Mi pregunta es si esta frase así, en acusativo, tiene algún sentido o es incorrecto?


----------



## CapnPrep

Querría decir "se come a un dios".


----------



## francisgranada

CapnPrep said:


> Querría decir "se come a un dios".


 
No ... No existe un contexto preciso, he leido esta "frase" en algun libro hace años. Quería significar algo como "es solo un Dios" o "Dios es único". Pero no sé si sea correcto así en acusativo en vez de "Unus est Deus".


----------



## diamanti

[...] unum *esse *deum.


----------



## Cagey

diamanti's suggestion is good:

The accusative forms _unum_ and _deum_ would be correct with _esse_, the infinitive if it were what someone said or thought:
_[dixit] unum esse deum_. (He said that god was one.) 

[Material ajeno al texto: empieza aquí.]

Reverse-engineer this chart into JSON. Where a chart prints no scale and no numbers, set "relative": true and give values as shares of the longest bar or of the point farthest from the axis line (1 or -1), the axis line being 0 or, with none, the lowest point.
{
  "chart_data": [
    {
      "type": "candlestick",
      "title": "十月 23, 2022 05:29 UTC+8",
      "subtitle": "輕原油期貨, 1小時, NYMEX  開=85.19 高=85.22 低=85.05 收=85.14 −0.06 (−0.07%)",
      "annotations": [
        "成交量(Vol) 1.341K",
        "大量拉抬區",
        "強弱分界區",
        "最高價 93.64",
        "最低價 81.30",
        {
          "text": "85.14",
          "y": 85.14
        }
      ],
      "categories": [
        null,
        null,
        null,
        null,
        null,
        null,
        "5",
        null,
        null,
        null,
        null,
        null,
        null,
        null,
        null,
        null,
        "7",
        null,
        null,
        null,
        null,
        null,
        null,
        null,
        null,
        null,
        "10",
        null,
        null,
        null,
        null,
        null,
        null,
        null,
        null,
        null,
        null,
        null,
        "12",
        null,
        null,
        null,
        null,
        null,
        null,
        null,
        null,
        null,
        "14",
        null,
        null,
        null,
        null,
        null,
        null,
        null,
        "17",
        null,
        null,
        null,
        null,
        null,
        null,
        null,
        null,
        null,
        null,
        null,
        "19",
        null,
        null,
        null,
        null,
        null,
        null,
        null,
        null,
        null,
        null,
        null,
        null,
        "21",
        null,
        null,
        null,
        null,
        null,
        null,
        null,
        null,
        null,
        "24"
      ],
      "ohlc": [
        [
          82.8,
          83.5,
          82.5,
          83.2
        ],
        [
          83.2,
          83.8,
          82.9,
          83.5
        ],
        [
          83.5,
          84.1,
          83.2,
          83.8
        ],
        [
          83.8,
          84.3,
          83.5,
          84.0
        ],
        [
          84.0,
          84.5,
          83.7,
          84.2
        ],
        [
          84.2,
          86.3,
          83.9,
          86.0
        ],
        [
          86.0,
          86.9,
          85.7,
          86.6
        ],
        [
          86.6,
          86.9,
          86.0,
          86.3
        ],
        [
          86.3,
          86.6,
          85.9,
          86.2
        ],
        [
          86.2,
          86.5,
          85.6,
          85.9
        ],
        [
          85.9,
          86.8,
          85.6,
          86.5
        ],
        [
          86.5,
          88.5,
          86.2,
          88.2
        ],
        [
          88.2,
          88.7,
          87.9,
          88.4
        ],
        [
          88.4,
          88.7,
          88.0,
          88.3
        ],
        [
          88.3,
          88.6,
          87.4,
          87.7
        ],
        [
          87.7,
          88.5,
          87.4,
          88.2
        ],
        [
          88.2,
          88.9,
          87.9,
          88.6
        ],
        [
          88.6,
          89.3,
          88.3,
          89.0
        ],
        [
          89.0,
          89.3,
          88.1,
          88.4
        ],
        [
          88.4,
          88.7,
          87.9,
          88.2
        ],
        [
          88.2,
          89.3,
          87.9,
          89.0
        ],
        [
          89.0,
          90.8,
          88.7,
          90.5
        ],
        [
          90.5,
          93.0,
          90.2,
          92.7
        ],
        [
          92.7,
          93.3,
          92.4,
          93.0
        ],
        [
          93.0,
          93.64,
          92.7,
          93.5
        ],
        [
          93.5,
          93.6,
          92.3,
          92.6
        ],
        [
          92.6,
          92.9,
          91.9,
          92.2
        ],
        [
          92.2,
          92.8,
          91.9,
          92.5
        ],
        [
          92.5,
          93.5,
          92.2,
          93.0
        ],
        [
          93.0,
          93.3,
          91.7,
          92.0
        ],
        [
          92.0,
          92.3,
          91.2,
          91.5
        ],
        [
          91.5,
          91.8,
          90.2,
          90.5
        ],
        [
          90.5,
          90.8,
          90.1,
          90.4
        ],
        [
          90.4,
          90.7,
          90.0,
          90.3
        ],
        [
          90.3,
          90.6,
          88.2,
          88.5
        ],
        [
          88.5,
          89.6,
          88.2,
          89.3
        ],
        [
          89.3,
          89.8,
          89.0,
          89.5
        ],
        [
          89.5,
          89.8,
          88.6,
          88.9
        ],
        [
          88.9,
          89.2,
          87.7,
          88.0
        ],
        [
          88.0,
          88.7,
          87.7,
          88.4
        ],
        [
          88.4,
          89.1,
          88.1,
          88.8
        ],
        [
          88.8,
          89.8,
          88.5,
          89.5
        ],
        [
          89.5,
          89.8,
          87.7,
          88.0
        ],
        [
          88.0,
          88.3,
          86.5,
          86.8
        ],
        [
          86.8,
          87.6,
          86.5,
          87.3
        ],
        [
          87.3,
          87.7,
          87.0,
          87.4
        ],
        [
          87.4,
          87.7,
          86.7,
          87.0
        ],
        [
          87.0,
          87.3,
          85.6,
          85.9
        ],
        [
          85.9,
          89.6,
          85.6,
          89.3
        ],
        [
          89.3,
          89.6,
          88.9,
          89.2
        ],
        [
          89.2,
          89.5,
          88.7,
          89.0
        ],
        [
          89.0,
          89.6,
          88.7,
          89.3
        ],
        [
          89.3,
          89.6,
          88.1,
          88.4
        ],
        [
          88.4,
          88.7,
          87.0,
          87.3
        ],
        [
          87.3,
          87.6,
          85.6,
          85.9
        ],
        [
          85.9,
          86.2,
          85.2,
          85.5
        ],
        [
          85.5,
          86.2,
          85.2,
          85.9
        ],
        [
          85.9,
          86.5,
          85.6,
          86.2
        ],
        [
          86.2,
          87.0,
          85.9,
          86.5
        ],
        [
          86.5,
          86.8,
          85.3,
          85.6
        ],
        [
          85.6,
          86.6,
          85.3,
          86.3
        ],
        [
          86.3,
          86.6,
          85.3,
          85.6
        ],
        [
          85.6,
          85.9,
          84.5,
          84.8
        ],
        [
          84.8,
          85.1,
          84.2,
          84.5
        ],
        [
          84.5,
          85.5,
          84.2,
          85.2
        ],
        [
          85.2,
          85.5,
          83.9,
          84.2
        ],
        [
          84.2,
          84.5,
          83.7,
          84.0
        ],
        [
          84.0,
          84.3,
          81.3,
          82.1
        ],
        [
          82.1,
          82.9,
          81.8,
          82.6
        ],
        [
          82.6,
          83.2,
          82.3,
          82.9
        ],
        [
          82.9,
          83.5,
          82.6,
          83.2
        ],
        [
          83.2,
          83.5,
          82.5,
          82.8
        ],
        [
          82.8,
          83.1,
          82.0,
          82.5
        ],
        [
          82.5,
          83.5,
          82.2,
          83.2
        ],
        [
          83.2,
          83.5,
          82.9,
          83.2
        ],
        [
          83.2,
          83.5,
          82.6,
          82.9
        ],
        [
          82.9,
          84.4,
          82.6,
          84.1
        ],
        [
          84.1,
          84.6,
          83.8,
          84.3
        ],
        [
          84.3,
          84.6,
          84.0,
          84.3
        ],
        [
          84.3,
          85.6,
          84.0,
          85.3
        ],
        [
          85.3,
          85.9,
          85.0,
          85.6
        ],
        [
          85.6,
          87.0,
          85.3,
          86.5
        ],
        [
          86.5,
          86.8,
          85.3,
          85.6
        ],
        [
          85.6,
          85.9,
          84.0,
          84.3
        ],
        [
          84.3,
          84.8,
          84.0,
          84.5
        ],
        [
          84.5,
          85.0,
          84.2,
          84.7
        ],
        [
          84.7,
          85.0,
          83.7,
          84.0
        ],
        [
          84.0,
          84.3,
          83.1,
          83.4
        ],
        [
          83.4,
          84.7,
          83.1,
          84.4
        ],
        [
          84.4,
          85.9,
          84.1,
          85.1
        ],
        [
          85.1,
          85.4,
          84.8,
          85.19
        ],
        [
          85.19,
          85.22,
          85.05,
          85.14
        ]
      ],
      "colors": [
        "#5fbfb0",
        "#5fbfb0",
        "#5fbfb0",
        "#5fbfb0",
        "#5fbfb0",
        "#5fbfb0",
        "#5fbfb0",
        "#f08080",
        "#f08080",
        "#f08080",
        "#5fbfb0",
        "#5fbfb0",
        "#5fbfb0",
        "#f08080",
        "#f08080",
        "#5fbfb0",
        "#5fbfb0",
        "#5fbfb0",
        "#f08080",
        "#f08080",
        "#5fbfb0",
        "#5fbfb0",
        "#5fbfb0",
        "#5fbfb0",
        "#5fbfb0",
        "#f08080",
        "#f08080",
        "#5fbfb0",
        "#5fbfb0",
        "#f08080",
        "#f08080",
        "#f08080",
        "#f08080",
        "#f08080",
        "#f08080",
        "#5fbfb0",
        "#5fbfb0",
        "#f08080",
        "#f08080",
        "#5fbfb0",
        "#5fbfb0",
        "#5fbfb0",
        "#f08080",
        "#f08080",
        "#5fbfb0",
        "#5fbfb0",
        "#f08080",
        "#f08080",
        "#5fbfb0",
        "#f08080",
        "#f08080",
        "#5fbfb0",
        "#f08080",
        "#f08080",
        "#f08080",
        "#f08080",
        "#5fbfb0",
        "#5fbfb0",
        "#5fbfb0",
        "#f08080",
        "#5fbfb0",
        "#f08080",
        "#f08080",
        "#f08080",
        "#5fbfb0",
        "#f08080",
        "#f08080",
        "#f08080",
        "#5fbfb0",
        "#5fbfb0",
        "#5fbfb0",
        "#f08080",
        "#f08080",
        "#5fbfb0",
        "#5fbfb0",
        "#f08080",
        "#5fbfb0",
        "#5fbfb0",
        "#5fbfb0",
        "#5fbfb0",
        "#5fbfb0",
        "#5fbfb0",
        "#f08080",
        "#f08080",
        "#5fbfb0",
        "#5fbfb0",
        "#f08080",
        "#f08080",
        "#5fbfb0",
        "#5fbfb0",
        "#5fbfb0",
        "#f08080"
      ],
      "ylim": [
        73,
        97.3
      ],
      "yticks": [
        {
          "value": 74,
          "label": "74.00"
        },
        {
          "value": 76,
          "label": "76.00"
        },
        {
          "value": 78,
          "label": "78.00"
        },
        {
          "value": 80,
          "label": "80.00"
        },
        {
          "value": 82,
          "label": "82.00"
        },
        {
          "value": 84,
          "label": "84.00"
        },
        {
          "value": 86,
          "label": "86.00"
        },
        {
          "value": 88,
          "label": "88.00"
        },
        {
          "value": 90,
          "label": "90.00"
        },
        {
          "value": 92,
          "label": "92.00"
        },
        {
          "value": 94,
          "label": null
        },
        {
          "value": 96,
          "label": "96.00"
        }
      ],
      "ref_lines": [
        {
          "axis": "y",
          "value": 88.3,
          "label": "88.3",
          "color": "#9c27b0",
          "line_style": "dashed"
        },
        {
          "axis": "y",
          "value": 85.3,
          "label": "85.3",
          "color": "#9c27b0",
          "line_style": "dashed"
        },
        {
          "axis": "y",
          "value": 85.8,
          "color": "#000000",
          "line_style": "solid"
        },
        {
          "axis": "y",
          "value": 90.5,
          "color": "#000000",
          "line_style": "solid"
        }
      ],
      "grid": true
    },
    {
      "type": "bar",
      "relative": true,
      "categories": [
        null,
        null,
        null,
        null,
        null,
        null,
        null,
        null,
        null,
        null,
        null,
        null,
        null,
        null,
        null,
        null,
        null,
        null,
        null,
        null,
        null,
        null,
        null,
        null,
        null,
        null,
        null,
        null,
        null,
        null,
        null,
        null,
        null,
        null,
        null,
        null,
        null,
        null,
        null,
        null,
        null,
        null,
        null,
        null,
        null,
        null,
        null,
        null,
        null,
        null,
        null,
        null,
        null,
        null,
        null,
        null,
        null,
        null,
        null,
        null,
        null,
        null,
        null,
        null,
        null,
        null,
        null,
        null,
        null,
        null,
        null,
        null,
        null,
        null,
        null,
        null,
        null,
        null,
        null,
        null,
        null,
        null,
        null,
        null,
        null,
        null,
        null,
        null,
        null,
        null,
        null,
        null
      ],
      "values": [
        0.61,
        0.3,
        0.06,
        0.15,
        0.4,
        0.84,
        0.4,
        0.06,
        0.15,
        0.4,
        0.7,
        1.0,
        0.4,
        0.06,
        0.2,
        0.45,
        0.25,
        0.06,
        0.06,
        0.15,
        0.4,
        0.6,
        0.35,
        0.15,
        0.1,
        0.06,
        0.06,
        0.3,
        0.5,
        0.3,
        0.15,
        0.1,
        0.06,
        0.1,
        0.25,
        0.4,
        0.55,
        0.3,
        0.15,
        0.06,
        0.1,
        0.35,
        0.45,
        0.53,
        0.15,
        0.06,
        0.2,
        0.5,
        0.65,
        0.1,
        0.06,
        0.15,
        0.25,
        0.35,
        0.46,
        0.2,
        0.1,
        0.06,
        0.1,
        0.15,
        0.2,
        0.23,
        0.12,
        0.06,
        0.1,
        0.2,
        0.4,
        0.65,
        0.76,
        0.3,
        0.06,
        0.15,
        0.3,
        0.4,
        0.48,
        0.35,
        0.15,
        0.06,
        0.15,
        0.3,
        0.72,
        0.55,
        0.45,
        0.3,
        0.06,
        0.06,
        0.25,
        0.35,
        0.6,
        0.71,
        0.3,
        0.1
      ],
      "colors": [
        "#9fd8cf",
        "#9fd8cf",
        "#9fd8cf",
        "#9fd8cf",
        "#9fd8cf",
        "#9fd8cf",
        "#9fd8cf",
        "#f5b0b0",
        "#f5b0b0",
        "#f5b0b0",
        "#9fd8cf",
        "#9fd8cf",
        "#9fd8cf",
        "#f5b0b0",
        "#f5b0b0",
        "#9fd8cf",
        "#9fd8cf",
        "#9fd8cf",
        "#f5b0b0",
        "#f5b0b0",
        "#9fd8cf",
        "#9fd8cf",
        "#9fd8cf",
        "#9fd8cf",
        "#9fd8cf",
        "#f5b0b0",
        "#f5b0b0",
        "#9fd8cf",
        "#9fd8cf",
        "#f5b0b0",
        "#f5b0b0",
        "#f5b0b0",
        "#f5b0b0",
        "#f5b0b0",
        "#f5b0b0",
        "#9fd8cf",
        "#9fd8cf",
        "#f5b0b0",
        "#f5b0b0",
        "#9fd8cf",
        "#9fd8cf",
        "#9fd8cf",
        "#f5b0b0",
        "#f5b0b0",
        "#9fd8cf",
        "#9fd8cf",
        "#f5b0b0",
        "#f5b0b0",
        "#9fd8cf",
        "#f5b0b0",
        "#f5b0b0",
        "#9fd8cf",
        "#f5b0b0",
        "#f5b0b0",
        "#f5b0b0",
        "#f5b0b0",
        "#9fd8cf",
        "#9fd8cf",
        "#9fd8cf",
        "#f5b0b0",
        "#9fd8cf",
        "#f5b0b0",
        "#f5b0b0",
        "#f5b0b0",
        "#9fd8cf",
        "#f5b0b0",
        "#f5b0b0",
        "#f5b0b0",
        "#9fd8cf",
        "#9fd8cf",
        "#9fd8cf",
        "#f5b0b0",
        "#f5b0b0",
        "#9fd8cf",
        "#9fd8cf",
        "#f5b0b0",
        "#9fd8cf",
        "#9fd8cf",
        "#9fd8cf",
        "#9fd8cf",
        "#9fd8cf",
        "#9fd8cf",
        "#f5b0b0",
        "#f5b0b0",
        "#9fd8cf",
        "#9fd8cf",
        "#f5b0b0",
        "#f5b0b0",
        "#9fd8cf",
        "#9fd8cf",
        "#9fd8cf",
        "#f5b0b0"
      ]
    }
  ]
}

As a stand-alone statement, "_unum est deum_" is not correct.


----------



## francisgranada

Cagey said:


> diamanti's suggestion is good:
> 
> The accusative forms _unum_ and _deum_ would be correct with _esse_, the infinitive if it were what someone said or thought:
> _[dixit] unum esse deum_. (He said that god was one.)
> 
> As a stand-alone statement, "_unum est deum_" is not correct.


 
Thank you for the precise explanation.


----------



## Peano

At first I also thought of an indirect sentence, kind of "Francisgranada legit unum esse deum".
But I think it might be possible as well to have a neuter "DEUM" more abstract than a particular "DEUS" or "DEA", as God is typically an abstract noun. Maybe as a synonym of "DEITAS".


----------



## francisgranada

Peano said:


> At first I also thought of an indirect sentence, kind of "Francisgranada legit unum esse deum".
> But I think it might be possible as well to have a neuter "DEUM" more abstract than a particular "DEUS" or "DEA", as God is typically an abstract noun. Maybe as a synonym of "DEITAS".


 
It's interesting. I can say to this is only that the "Deum" was there meant as the "christian God" (but this may not contradict to what you say: "there is only one deity, i.e. *the* God").

(but I don't know if the neuter deum does really exist)


----------